We Measure the Earth with Our Bodies by Tsering Yangzom Lama
We Measure the Earth with Our Bodies recounts a Tibetan family's struggle to create new lives of dignity, love and hope after China's invasion of Tibet in the 1950s. Readers follow sisters Lhamo and Tenkyi on a multi-decade journey through exile, from a harrowing trek across the Himalayas to a refugee camp on the border of Nepal.
Decades later, the sisters are separated. Tenyki lives in Toronto with Lhamo's daughter Dolma, who has to decide if it's worth risking her dreams to help her community.
Tsering Yangzom Lama is a Tibetan Canadian author based in Vancouver. Born and raised in Nepal, she's also lived in Toronto and New York City. Lama holds a BA in creative writing and international relations from the University of British Columbia and a MFA from Columbia University. Her writing has appeared in numerous publications, including the Globe and Mail, The Malahat Review and Grain. We Measure the Earth with Our Bodies is her debut novel. Lama was named a writer to watch by CBC Books in 2022.
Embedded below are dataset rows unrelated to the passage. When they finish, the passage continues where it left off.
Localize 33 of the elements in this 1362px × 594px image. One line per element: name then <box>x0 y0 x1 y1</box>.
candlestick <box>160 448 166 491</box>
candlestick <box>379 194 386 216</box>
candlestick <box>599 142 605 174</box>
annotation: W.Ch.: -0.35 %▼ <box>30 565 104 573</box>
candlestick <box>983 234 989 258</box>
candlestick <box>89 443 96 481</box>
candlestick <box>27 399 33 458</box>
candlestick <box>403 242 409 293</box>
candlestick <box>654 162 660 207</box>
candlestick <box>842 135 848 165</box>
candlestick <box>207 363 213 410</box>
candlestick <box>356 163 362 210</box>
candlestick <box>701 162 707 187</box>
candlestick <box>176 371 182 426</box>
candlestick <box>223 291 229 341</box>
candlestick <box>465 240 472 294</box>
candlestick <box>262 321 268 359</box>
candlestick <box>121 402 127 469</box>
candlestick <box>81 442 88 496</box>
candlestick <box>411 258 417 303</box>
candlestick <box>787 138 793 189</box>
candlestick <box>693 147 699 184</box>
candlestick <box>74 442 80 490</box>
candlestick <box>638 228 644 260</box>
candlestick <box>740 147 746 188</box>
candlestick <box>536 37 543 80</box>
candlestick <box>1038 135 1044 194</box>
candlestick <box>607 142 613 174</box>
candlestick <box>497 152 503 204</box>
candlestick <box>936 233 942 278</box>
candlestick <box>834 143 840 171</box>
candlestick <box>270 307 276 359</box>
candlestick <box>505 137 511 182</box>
Mouth to Mouth by Antoine Wilson
Mouth to Mouth is a novel that explores themes of money, fate and morality through the eyes of an art dealer who confesses the real story behind his success. In a first-class lounge at JFK airport, the book's narrator listens as a former classmate he vaguely remembers shares the story of his adult life — a life that forever changed course when he saved a man from drowning.
Antoine Wilson is a Canadian American novelist, editor and short story writer born in Montreal and based in California. Wilson's work has appeared in The Paris Review, StoryQuarterly, Best New American Voices, and the Los Angeles Times. His novels include Panorama City and The Interloper. Mouth to Mouth, his third novel, was on the former U.S. president Barack Obama's summer reading list of his favourite books of 2022.